The climate law will form the basis for Europe’s plan to slash greenhouse gas emissions, which will reshape all sectors, from transport to heavy industry, and require hundreds of billions of euros in annual investments.

It will fix the EU target in law to reach net-zero emissions by 2050 and define the rules for how future EU climate targets are decided if new scientific evidence requires more ambitious aims.

Ministers, who take decisions by the majority, will seek a deal on these parts of the law on Friday.

A decision on the most politically sensitive part of the bill – a new 2030 emissions-cutting target for the EU – will be left for EU leaders to agree, unanimously, at a December meeting.

The law will give Brussels “the legal possibility to act when those who make promises don’t deliver on the promises,” said EU climate policy chief Frans Timmermans at Friday’s meeting, which is taking place in person, despite much of the continent restricting gatherings as coronavirus infections surge anew.

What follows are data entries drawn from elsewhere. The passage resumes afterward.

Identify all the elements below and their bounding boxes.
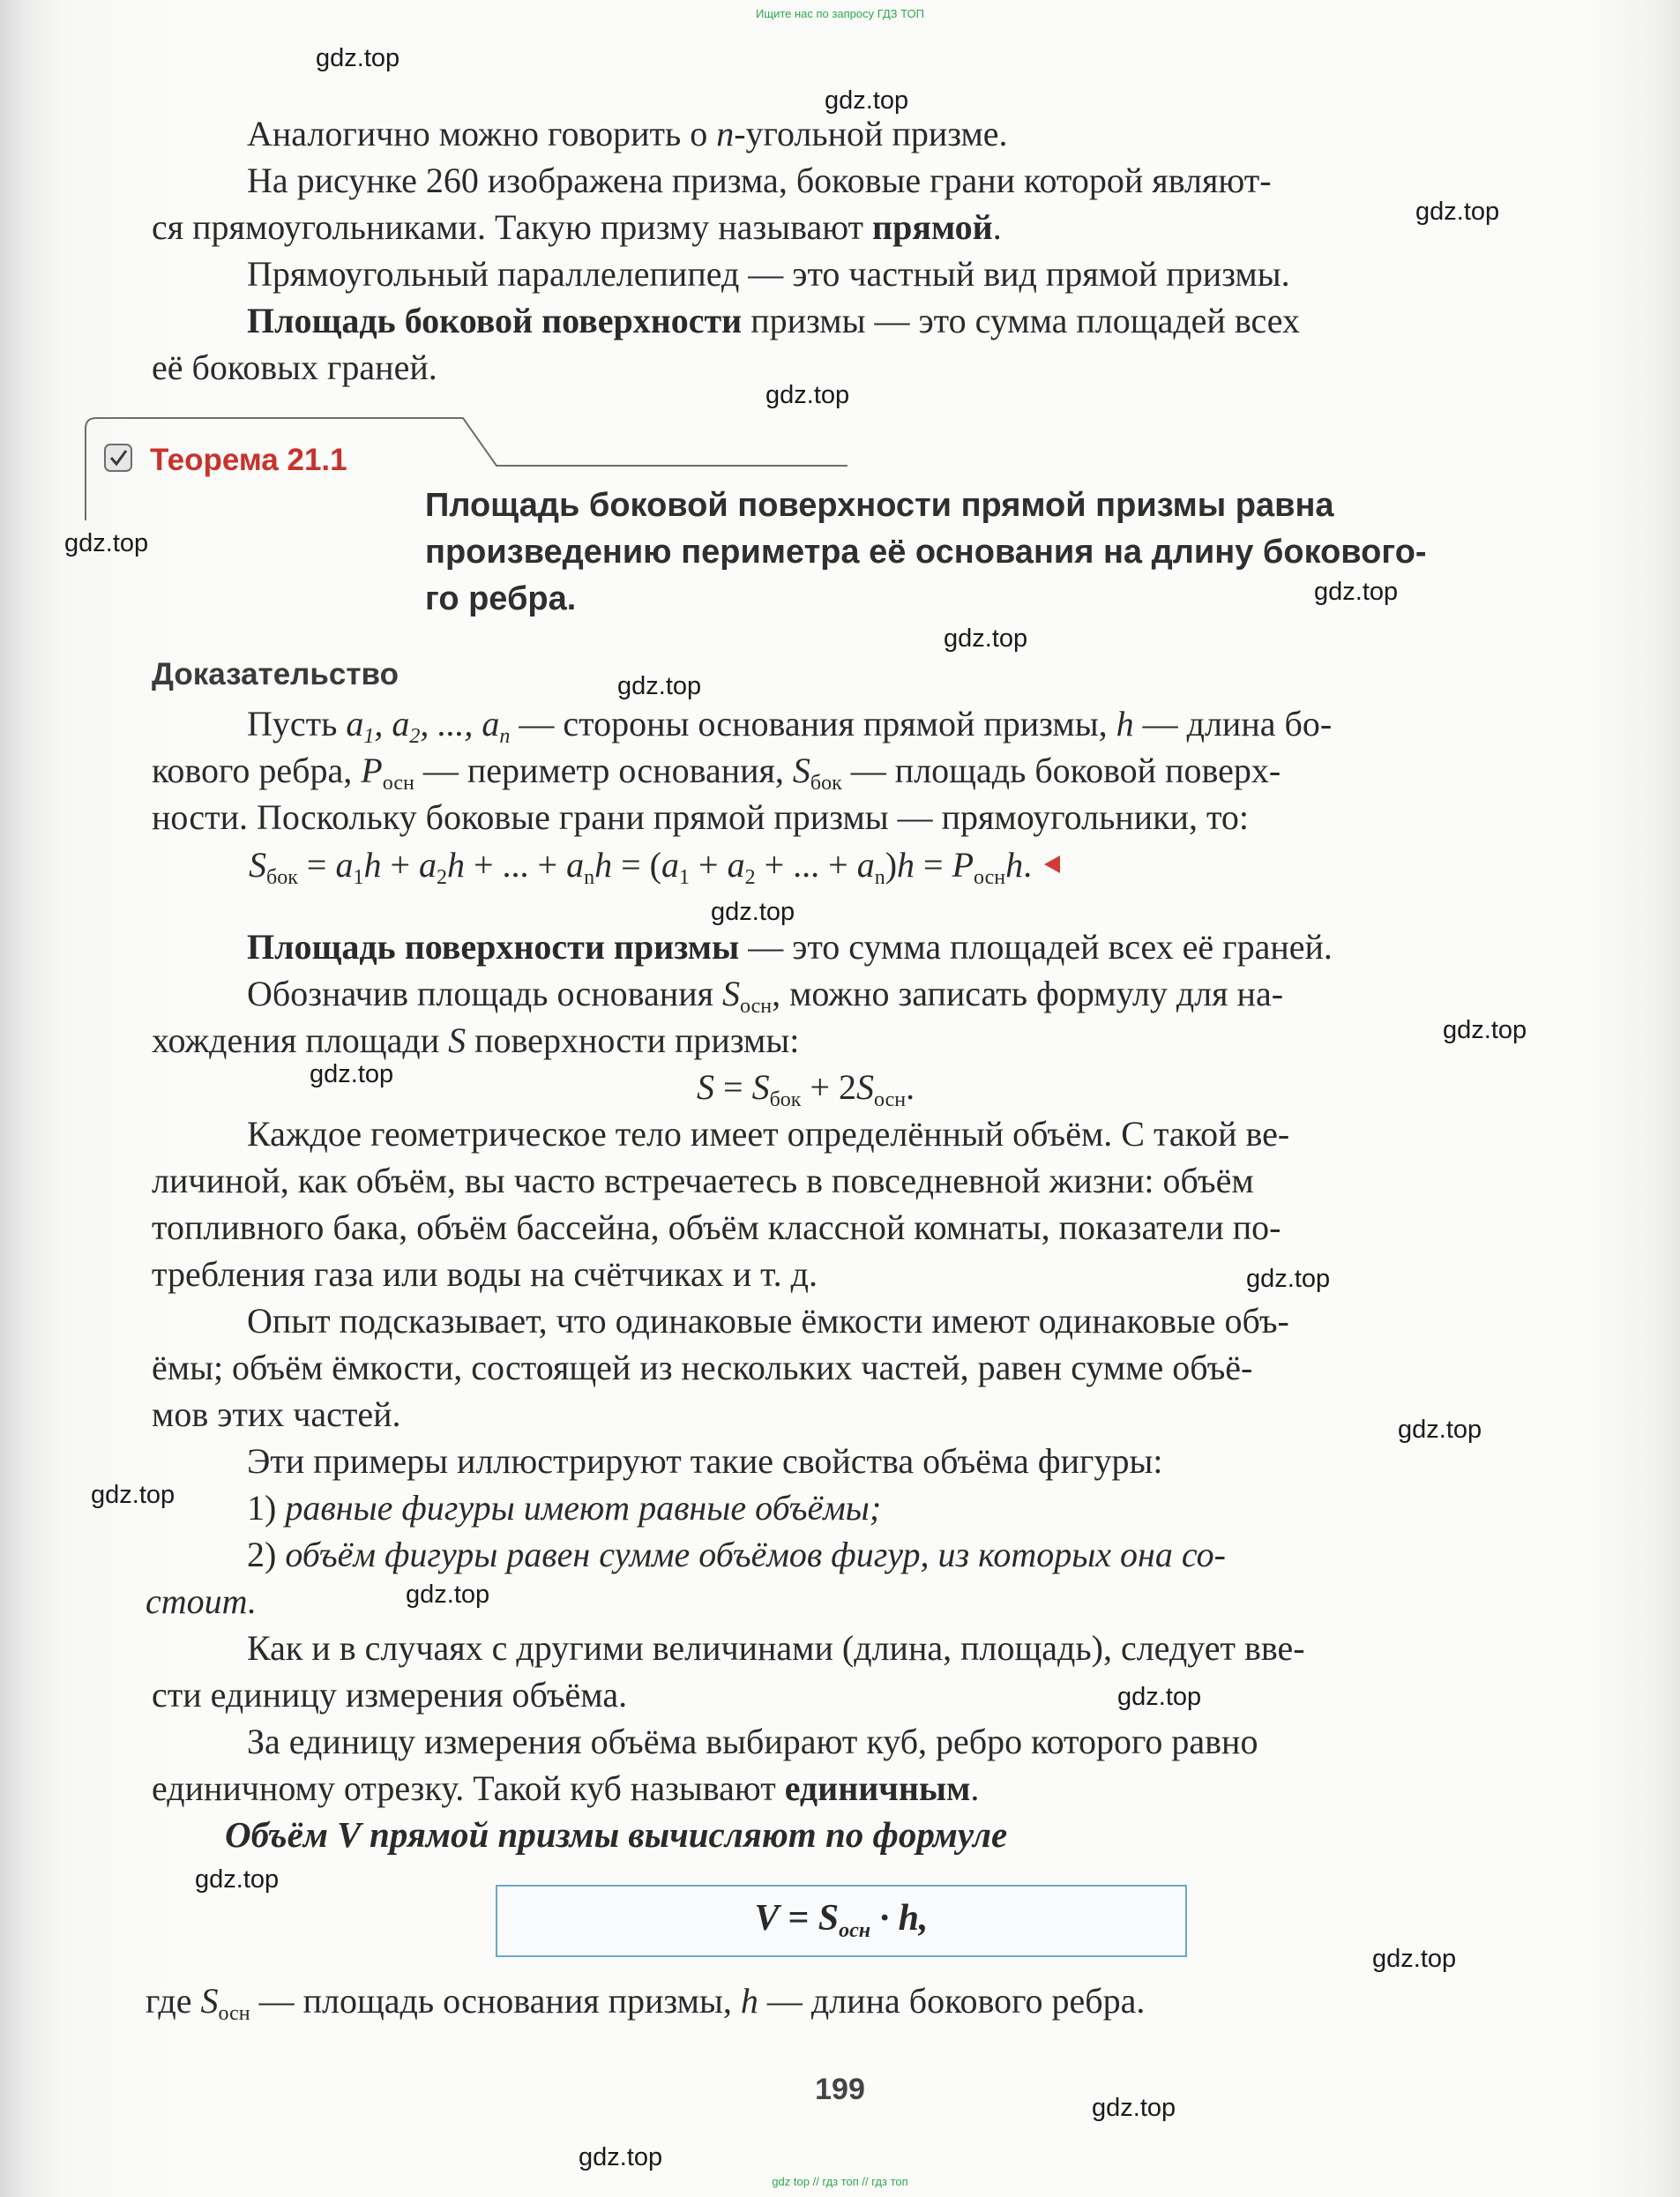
watermark: gdz.top	[195, 1865, 280, 1894]
watermark: gdz.top	[1117, 1683, 1202, 1711]
watermark: gdz.top	[316, 44, 400, 72]
surface-line-1: Площадь поверхности призмы — это сумма площадей всех её граней.	[247, 927, 1333, 967]
watermark: gdz.top	[64, 529, 149, 557]
watermark: gdz.top	[1372, 1945, 1457, 1973]
proof-heading: Доказательство	[152, 657, 399, 691]
watermark: gdz.top	[944, 624, 1028, 653]
volume-rule: Объём V прямой призмы вычисляют по формуле	[225, 1814, 1008, 1855]
watermark: gdz.top	[1246, 1265, 1331, 1293]
surface-line-3: хождения площади S поверхности призмы:	[152, 1020, 800, 1060]
theorem-line-3: го ребра.	[425, 580, 577, 617]
intro-line-5: Площадь боковой поверхности призмы — это сумма площадей всех	[247, 301, 1300, 340]
theorem-line-2: произведению периметра её основания на длину бокового-	[425, 534, 1427, 571]
intro-line-3: ся прямоугольниками. Такую призму называют прямой.	[152, 207, 1002, 247]
volume-p5-line-1: За единицу измерения объёма выбирают куб, ребро которого равно	[247, 1722, 1258, 1761]
proof-formula: $S_{бок} = a_1h + a_2h$ + ... + $a_nh = (a_1 + a_2$ + ... + $a_n)h = P_{осн}h$.	[249, 844, 1060, 886]
volume-p4-line-2: сти единицу измерения объёма.	[152, 1675, 628, 1715]
watermark: gdz.top	[711, 898, 795, 926]
intro-line-6: её боковых граней.	[152, 347, 437, 387]
volume-p1-line-3: топливного бака, объём бассейна, объём классной комнаты, показатели по-	[152, 1207, 1281, 1247]
volume-p4-line-1: Как и в случаях с другими величинами (длина, площадь), следует вве-	[247, 1628, 1305, 1668]
watermark: gdz.top	[1092, 2094, 1176, 2122]
proof-line-2: кового ребра, $P_{осн}$ — периметр основания, $S_{бок}$ — площадь боковой поверх-	[152, 751, 1281, 795]
watermark: gdz.top	[406, 1580, 490, 1609]
watermark: gdz.top	[1415, 198, 1500, 226]
checkmark-icon	[103, 443, 133, 473]
volume-formula-box	[496, 1885, 1187, 1957]
volume-item-1: 1) равные фигуры имеют равные объёмы;	[247, 1488, 882, 1528]
surface-formula: $S = S_{бок} + 2S_{осн}$.	[697, 1067, 915, 1111]
theorem-title: Теорема 21.1	[150, 443, 347, 477]
page-number: 199	[815, 2073, 865, 2106]
volume-p5-line-2: единичному отрезку. Такой куб называют единичным.	[152, 1768, 980, 1808]
watermark: gdz.top	[1314, 578, 1399, 606]
volume-p3: Эти примеры иллюстрируют такие свойства объёма фигуры:	[247, 1441, 1163, 1481]
volume-p2-line-3: мов этих частей.	[152, 1394, 401, 1434]
bottom-banner: gdz top // гдз топ // гдз топ	[772, 2175, 908, 2188]
volume-p1-line-2: личиной, как объём, вы часто встречаетесь в повседневной жизни: объём	[152, 1161, 1254, 1200]
proof-line-3: ности. Поскольку боковые грани прямой призмы — прямоугольники, то:	[152, 797, 1250, 837]
watermark: gdz.top	[1398, 1416, 1482, 1444]
watermark: gdz.top	[617, 672, 702, 700]
surface-line-2: Обозначив площадь основания $S_{осн}$, можно записать формулу для на-	[247, 974, 1284, 1018]
where-line: где $S_{осн}$ — площадь основания призмы, h — длина бокового ребра.	[146, 1981, 1146, 2025]
intro-line-2: На рисунке 260 изображена призма, боковые грани которой являют-	[247, 161, 1272, 200]
watermark: gdz.top	[91, 1481, 175, 1509]
watermark: gdz.top	[825, 86, 909, 115]
watermark: gdz.top	[765, 381, 850, 409]
volume-item-2-end: стоит.	[146, 1581, 258, 1621]
proof-line-1: Пусть $a_1$, $a_2$, ..., $a_n$ — стороны основания прямой призмы, h — длина бо-	[247, 704, 1333, 748]
qed-marker-icon	[1044, 856, 1060, 873]
volume-p1-line-4: требления газа или воды на счётчиках и т. д.	[152, 1254, 818, 1294]
watermark: gdz.top	[579, 2143, 663, 2171]
top-banner: Ищите нас по запросу ГДЗ ТОП	[756, 7, 924, 20]
watermark: gdz.top	[310, 1060, 394, 1088]
intro-line-4: Прямоугольный параллелепипед — это частный вид прямой призмы.	[247, 254, 1290, 294]
watermark: gdz.top	[1443, 1016, 1527, 1044]
volume-p2-line-2: ёмы; объём ёмкости, состоящей из нескольких частей, равен сумме объё-	[152, 1348, 1253, 1387]
theorem-line-1: Площадь боковой поверхности прямой призмы равна	[425, 487, 1334, 524]
intro-line-1: Аналогично можно говорить о n-угольной призме.	[247, 114, 1008, 153]
volume-formula: $V = S_{осн} \cdot h$,	[754, 1898, 929, 1942]
volume-p1-line-1: Каждое геометрическое тело имеет определённый объём. С такой ве-	[247, 1114, 1290, 1154]
volume-item-2: 2) объём фигуры равен сумме объёмов фигур, из которых она со-	[247, 1535, 1226, 1574]
volume-p2-line-1: Опыт подсказывает, что одинаковые ёмкости имеют одинаковые объ-	[247, 1301, 1289, 1341]
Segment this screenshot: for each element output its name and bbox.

The price of permits in the EU carbon market climbed by more than 5% on Friday in anticipation of the ministers’ deal. The EU’s climate targets are expected to tighten the supply of permits in the market.

Ministers will discuss a draft proposal for the law, previously reported by us, which would make the 2050 net-zero emissions target an EU-wide goal, rather than a requirement for individual countries, potentially letting some have higher emissions if others make deeper cuts.

The European Parliament, which, together with EU countries must agree the final law, wants to make the target binding on each country.

Ministers and Parliament also both want to scrap a plan, put forward by the European Commission, to allow the Commission to set new climate targets with limited input from EU countries and parliament.